QFit version 3.0.0 is released! The new version brings full-feature canvases with clearer transition labeling, improved zoom controls, and uniform colormaps for consistent visualization. New export tools simplify saving calibration results, circuit parameters, and extracted points, while YAML-based initialization enables seamless batch processing. Key visualization and slider bugs are also fixed, making this a cleaner, more robust release for routine workflows.

Enhancements

  • Full Feature Canvases
    • A button for easy zoom out is included in the main canvas
    • The standalone canvases now include a native matplotlib canvas control panel.
    • Both main and standalone canvases now try to label all the theoretical transitions that are visible in the canvas.
    • The newly computed theoretical transitions will span the full range of the x-axis of canvas (in the past, the spectrum spanned over the x range of measurement data).
    • Measurement colormap for each figure now auto-centers at the median of the figure’s z data (e.g. transmission amplitude) for a uniform presentation.
    • The visibility of theoretical transitions can be toggled.
  • A set of more versatile export tools (available as methods of the Fit class).

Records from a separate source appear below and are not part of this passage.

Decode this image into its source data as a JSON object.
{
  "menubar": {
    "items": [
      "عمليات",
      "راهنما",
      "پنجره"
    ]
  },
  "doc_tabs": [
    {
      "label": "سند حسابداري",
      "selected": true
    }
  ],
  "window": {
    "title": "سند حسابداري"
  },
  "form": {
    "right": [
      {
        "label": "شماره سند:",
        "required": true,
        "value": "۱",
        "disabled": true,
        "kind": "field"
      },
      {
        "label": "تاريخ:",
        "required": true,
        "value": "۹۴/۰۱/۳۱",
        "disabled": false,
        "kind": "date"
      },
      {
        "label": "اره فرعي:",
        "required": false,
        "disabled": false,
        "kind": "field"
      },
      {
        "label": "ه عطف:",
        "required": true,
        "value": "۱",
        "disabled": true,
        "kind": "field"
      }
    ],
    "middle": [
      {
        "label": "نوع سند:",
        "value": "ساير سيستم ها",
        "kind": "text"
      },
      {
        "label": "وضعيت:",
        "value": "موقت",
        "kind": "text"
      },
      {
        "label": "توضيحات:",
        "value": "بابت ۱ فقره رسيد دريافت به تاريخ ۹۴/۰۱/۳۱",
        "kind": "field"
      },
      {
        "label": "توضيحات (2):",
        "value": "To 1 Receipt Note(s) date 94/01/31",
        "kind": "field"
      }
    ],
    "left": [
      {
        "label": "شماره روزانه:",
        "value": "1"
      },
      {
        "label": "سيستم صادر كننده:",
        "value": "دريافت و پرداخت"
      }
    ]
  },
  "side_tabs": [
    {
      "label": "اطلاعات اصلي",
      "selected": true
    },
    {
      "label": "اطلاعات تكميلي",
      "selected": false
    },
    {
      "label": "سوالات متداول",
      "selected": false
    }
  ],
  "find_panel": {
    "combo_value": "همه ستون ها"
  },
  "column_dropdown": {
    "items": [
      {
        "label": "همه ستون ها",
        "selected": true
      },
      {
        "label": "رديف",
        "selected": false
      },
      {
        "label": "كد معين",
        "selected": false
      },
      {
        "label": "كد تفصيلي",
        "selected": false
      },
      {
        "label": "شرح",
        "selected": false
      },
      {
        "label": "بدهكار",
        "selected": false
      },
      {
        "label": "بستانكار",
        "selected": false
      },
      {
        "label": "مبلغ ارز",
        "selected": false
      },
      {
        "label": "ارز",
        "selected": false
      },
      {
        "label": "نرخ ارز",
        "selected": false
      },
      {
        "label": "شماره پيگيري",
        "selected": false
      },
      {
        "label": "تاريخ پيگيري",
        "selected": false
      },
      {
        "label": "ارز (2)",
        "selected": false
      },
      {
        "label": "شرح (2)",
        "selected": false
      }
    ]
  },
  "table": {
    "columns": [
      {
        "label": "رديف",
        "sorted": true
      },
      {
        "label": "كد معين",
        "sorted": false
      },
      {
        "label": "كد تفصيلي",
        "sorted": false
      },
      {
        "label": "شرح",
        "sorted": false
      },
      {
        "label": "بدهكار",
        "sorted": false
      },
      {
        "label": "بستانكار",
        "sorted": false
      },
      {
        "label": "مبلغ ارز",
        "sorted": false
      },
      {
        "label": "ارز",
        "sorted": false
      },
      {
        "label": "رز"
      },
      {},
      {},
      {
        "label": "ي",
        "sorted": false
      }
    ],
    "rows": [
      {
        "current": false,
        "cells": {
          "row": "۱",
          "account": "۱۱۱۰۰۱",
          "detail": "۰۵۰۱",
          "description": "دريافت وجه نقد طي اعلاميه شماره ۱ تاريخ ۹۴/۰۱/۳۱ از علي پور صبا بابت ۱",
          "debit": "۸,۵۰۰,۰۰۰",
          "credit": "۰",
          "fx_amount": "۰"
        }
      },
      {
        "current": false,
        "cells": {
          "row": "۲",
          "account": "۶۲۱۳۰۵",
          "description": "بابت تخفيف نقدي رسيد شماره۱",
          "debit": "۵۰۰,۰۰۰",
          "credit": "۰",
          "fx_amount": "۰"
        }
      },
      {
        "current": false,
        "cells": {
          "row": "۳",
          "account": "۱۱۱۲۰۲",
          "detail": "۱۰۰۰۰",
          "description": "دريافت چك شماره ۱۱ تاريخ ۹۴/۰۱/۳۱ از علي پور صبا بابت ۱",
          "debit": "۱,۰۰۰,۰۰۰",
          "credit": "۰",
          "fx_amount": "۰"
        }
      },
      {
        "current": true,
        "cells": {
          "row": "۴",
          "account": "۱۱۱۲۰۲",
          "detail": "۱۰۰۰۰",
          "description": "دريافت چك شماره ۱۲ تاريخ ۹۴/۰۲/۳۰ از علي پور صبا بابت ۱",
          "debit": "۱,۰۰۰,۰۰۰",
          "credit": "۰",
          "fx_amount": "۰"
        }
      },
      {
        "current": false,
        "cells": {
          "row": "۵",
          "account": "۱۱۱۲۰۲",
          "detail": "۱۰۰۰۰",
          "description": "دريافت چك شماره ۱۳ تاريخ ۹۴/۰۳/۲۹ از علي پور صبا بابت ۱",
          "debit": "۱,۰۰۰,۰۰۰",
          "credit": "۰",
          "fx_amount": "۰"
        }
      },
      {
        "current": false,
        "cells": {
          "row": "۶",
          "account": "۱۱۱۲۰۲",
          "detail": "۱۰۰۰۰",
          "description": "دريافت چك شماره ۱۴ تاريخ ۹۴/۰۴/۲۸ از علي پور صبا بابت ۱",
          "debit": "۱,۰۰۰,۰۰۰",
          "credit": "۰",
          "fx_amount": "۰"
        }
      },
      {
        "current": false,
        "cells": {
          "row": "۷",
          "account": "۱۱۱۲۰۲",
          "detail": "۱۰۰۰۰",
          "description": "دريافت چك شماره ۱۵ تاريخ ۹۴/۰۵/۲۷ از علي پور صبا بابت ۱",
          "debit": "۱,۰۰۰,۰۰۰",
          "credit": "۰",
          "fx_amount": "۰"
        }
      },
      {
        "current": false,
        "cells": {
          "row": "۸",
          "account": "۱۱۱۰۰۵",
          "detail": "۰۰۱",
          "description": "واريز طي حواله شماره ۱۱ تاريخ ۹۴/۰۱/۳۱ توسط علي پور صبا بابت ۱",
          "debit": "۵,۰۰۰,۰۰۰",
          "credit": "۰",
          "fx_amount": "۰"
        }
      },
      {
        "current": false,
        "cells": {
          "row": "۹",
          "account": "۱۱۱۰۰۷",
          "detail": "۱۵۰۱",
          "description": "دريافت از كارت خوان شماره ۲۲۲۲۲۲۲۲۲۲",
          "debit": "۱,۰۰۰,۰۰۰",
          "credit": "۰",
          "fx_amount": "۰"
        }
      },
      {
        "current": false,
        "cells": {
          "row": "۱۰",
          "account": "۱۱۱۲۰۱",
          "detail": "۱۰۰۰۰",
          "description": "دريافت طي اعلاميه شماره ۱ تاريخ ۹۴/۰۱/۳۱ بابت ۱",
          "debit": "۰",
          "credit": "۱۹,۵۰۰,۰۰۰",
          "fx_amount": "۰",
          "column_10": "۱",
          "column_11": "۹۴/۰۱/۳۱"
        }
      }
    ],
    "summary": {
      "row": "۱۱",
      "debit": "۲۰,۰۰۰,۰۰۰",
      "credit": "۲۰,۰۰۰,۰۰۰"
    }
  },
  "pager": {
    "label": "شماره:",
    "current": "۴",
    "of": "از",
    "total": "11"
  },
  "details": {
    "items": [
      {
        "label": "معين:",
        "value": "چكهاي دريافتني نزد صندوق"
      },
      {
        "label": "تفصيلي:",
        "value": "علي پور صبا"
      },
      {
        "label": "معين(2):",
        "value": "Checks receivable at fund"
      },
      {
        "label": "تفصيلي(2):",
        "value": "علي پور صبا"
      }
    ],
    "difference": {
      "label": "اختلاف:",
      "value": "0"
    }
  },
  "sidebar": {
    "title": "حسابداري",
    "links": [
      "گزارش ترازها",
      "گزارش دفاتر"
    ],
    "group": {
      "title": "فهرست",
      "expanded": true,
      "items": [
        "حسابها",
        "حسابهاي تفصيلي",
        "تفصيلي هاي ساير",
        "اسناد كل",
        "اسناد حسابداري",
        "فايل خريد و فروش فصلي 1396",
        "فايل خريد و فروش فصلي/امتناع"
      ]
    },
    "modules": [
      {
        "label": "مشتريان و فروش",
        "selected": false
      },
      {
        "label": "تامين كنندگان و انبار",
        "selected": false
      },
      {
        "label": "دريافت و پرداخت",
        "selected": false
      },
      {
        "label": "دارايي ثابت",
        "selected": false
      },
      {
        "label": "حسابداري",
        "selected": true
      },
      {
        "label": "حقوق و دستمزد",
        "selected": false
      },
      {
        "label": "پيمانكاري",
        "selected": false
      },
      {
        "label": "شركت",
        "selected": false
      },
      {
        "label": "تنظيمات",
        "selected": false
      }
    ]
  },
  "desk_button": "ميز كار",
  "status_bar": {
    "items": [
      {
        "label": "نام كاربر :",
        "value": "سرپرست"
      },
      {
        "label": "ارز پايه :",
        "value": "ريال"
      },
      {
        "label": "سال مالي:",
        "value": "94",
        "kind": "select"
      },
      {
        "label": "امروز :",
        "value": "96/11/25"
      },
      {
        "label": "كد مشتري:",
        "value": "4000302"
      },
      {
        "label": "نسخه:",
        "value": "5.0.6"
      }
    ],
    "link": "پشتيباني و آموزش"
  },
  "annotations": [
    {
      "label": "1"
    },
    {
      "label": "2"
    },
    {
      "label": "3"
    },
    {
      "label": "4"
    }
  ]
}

The user can now call
    • export_calibration_result to export calibration results, which returns an instance of PartialCalibrationResult or FullCalibrationResult classes that gathers data and functionalities related to calibrations, such as the map from dc biases to control parameters.
    • export_circuit_parameters to export circuit’s parameters (such as EJ, EC, EL, interaction strength) as a dictionary.
    • export_extracted_points to export all the extracted transition point information, including coordinates, tag types, labels, photon numbers.
  • Initialize QFit with a YAML file. This automates the workflow from data import to fitting parameter configuration, which is particularly useful for batch-processing, such as when characterizing multiple, similar qubits. To use this functionality, fill in a template from generate_yaml_template and launch by Fit.new_by_yaml().

Bug Fixes

  • Backend Models
    • Silence the scqubits warning when there is a standalone canvas.
  • Views
    • If the user changes in min/max ranges of prefit sliders, the displayed parameter values would be incorrectly updated. This is fixed.
    • If the provided x axis was in descending order, the transition labels were missing in the canvas. This is fixed.
    • When there were multiple Y candidates in the import view and one of them was a constant, there was a chance that the figure was not correctly visualized. Now this is fixed.
    • When the canvas was zoomed / panned, the calibrated axis would be wrongly presented in the canvas. Now this is fixed.